Surge in memcached-based reflected DDoS attacks is due to misconfigured servers

Massive memcached-based reflection DDoS attacks with an unprecedented amplification factor have been ongoing for the last few days, by taking advantage of memcached servers exposed to the Internet.

What is memcached?

Memcached is a distributed memory caching system and is used to speed up dynamic database-driven websites and Internet-facing services by caching data and objects in RAM.

It is often deployed in data center, cloud, and IaaS networks.

According to both Rapid7 and SANS ISC, there are currently over 100,000 exposed memcached servers on the Internet.

What’s the problem?

“The general idea behind all amplification attacks is the same. An IP-spoofing capable attacker sends forged requests to a vulnerable UDP server. The UDP server, not knowing the request is forged, politely prepares the response. The problem happens when thousands of responses are delivered to an unsuspecting target host, overwhelming its resources – most typically the network itself,” Cloudflare’s Marek Majkowski explains.

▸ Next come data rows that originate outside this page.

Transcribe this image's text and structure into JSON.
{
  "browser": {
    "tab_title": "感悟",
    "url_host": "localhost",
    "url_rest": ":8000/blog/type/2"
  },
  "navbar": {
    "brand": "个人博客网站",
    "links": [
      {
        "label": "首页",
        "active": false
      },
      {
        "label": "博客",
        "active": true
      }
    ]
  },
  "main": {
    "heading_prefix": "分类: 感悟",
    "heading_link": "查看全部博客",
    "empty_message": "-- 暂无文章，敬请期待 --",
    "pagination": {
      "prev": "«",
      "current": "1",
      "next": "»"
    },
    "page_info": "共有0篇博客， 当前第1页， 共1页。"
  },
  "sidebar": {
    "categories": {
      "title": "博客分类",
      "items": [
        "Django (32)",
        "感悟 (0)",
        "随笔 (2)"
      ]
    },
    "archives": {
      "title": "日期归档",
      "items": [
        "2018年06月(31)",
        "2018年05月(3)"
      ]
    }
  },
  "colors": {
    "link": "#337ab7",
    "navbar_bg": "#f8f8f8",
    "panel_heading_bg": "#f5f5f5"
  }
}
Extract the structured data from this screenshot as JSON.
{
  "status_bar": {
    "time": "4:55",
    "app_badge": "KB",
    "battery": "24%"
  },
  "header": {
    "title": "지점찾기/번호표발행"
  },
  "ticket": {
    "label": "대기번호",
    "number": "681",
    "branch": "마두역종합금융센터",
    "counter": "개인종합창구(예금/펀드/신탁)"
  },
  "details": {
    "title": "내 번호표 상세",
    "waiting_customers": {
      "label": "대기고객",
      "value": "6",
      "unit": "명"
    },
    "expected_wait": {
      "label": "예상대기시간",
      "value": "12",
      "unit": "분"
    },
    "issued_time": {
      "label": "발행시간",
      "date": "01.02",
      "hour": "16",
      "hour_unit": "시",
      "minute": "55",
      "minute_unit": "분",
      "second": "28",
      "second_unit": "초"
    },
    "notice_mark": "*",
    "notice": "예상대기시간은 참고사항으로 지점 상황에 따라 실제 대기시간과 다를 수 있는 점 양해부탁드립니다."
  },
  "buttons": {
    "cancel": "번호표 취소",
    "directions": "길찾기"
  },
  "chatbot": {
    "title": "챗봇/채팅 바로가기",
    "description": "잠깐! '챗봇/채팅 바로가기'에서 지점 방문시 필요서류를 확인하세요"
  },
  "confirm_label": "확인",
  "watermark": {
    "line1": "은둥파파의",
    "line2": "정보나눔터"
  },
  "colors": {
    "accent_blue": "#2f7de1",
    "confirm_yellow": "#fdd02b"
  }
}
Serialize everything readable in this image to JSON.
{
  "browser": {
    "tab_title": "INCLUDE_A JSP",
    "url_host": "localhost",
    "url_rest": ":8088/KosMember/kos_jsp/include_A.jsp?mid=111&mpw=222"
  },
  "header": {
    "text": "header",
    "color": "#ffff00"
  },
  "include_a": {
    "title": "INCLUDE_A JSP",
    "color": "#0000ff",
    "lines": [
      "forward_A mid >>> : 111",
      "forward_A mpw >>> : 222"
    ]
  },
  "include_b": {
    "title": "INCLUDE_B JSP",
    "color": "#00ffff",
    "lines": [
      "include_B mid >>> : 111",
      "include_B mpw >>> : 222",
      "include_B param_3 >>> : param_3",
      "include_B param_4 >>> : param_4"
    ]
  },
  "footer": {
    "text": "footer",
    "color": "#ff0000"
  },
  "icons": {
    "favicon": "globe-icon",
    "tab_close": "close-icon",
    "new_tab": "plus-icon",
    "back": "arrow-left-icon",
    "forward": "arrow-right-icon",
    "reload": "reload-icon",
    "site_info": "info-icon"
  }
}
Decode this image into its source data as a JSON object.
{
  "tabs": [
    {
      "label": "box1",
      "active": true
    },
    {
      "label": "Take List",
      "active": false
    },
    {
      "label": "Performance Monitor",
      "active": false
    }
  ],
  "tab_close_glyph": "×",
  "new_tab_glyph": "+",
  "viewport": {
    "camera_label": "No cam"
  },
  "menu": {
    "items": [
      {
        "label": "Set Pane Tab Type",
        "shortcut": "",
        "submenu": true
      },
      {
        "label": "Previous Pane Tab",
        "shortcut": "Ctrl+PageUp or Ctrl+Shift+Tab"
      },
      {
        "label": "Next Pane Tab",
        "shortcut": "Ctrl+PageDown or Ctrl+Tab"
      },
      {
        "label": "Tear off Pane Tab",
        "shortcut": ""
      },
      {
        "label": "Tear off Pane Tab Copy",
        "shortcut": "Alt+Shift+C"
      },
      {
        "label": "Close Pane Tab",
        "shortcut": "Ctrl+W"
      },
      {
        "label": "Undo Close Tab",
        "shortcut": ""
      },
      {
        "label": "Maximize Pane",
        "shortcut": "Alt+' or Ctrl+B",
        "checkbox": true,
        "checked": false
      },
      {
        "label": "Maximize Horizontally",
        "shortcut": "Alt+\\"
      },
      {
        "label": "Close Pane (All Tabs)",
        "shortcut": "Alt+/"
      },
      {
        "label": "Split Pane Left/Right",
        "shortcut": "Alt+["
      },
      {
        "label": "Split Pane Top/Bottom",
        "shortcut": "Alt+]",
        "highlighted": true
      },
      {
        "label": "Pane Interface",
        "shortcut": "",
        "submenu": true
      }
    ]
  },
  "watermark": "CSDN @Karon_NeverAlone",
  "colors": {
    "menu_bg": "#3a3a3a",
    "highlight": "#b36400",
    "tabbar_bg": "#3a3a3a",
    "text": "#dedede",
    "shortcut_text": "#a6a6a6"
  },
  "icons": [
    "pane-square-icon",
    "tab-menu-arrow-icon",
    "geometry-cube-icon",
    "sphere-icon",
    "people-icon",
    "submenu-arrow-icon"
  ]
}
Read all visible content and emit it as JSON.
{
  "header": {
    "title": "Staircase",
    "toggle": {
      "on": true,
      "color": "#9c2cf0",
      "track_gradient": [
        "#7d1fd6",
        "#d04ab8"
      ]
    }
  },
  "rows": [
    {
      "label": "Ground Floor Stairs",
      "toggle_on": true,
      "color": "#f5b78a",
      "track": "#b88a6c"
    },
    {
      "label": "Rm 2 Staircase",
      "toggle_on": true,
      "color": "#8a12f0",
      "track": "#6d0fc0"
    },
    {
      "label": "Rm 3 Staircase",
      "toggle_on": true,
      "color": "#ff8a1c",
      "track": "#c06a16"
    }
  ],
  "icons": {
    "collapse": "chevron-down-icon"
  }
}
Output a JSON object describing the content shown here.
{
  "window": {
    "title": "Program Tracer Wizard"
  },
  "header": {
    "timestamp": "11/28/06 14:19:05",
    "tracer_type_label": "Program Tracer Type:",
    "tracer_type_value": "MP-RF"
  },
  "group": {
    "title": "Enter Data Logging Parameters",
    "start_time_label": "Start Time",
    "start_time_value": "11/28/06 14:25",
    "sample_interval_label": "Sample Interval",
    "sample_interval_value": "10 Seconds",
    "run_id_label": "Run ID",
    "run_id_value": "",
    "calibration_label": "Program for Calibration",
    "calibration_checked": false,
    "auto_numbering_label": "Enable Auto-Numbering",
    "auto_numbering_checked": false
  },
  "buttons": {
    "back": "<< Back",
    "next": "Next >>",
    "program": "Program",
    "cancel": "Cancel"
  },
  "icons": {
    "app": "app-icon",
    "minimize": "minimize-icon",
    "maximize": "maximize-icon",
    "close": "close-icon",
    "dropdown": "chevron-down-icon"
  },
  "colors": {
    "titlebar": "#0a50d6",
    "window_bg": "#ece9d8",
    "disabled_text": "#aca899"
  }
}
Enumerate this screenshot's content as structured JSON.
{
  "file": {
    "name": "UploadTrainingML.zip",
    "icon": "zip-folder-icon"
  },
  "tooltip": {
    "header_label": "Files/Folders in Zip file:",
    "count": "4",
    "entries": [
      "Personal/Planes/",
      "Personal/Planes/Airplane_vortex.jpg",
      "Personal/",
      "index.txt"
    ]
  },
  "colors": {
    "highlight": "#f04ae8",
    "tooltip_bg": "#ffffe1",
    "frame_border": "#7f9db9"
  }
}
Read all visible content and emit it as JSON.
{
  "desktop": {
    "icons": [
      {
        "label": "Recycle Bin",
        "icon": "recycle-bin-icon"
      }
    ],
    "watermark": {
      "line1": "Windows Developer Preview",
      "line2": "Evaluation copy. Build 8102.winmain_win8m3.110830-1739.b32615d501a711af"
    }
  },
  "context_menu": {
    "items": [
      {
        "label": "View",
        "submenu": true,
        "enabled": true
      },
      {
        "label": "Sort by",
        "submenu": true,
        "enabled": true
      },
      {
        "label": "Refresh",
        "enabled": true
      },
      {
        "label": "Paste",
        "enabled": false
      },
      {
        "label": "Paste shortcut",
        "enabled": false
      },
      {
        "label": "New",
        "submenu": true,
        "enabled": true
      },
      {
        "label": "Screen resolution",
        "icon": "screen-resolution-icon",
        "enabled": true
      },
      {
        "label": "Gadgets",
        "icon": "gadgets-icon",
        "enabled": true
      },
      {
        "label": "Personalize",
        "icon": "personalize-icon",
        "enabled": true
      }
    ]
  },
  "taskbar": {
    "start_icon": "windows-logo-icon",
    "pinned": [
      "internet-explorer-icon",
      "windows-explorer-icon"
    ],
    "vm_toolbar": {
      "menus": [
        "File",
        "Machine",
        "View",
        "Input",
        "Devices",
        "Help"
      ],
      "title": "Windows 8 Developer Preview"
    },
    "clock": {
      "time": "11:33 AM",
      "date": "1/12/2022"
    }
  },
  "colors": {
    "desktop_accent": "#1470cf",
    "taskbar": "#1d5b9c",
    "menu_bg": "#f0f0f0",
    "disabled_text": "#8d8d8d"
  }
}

“Amplification attacks are effective because often the response packets are much larger than the request packets. A carefully prepared technique allows an attacker with limited IP spoofing capacity (such as 1Gbps) to launch very large attacks (reaching 100s Gbps) ‘amplifying’ the attacker’s bandwidth.”

Involving a memcached server in reflection/amplification DDoS attacks is easy: the attacker first puts in place a set of reflectors/amplifiers with arbitrary-length key/value pairs on a vulnerable memcached server, and then issues queries for them from the (spoofed) IP address of the target.

It’s not that memcached attacks were unknown before this (memcached as a possible amplification vector was pointed out last year), it’s that they have spiked in the last couple of days.

“At peak, we’ve seen 260Gbps of inbound UDP memcached traffic,” Majkowski shared.

According to US-CERT, memcached has an bandwidth amplification factor of 10,000 to 51,000, which is by far the highest when compared with that of other UDP protocols.

“Arbor’s current assessment is that, as with most other DDoS attack methodologies, memcached DDoS attacks were initially – and for a very brief interval – employed manually by skilled attackers; they have subsequently been weaponized and made available to attackers of all skill levels via so-called ‘booter/stresser’ DDoS-for-hire botnets,” Arbor Networks noted.

“The rapid increase in the prevalence of these attacks indicates that this relatively new attack vector was weaponized and broadly leveraged by attackers within a relatively short interval.”

What’s the solution?

Memcached lacks access controls by design, and that’s why it shouldn’t be exposed to the Internet.

“Attacks of the size potentially created by memcached reflection cannot be easily defended against by data center solutions, requiring the cooperation of upstream ISPs and/or cloud-based DDoS protection services,” says Akamai’s SIRT.

“Blocking port 11211 is a starting point for defenses and will prevent systems on your network from being used as reflectors. Configuring mitigation controls, like port blocking, can allow for this traffic to be handled quickly and efficiently.”

Setting the servers behind a firewall is also recommended.

Majkowski also urged developers to stop using UDP and stop enabling it by default.

“We’ve been down this road so many times. DNS, NTP, Chargen, SSDP and now memcached. If you use UDP, you must always respond with strictly a smaller packet size then the request. Otherwise your protocol will be abused,” he pointed out.

“Also remember that people do forget to set up a firewall. Be a nice citizen. Don’t invent a UDP-based protocol that lacks authentication of any kind.”